Pascal Humeau, giornalista e ex spin doctor di Bardella, è stato assoldato nel 2018 da Marine Le Pen per formare dal punto di vista comunicativo e culturale l’allora portavoce del Front national. “Era molto rigido, molto verticale”, ha raccontato Humeau a Complément d’enquête, programma d’inchiesta di France 2 andato in onda a gennaio. “La sua disinvoltura, il suo atteggiamento rilassato e il suo entusiasmo, che oggi si possono percepire, hanno richiesto molto lavoro, ci sono voluti mesi e mesi”, ha aggiunto Humeau, secondo il quale Bardella è stato formato da zero anche a livello politico.
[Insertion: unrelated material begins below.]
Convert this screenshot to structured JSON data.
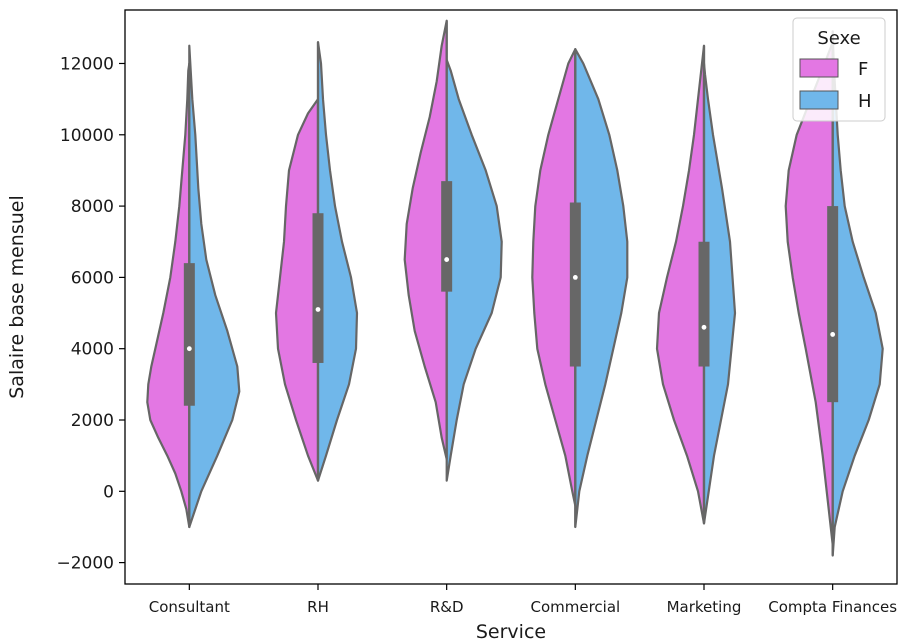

Quando era adolescente, del resto, il ragazzo di Drancy voleva diventare poliziotto (ha fatto anche uno stage in un commissariato di Saint-Denis) e il suo unico vero interesse erano i videogame, Call of Duty in particolare (aveva un canale YouTube dedicato al celebre sparatutto). “Le uniche cose di cui parlavamo erano i videogiochi o quello che avevamo fatto durante il giorno. Non parlavamo di politica o di religione, eravamo ancora troppo giovani per farlo. È assurdo perché era il mio migliore amico e, alla fine, non so molto di lui”, ha raccontato al Monde François Le Pourhiet, oggi cuoco in un hôtel particulier sugli Champs-Elysées. Chantal Chatelain, professoressa di inglese nel liceo privato Jean-Baptiste-de-La-Salle di Saint-Denis dove ha studiato Bardella non si capacita oggi del suo percorso nel partito frontista: “Quando esci da una struttura che ti ha insegnato il rispetto per gli altri, come puoi tenere un discorso xenofobo? Mi sono cadute le braccia”. Ha dovuto lottare con la madre, già divorziata dal padre, Olivier Bardella, piccolo imprenditore nel settore dei distributori automatici a Montmorency, per essere autorizzato a iscriversi al Rassemblement national. Jordan Bardella, un “facho” che bisognava rendere “sympa”, come ha detto Pascal Humeau. A Rn, ci sono riusciti.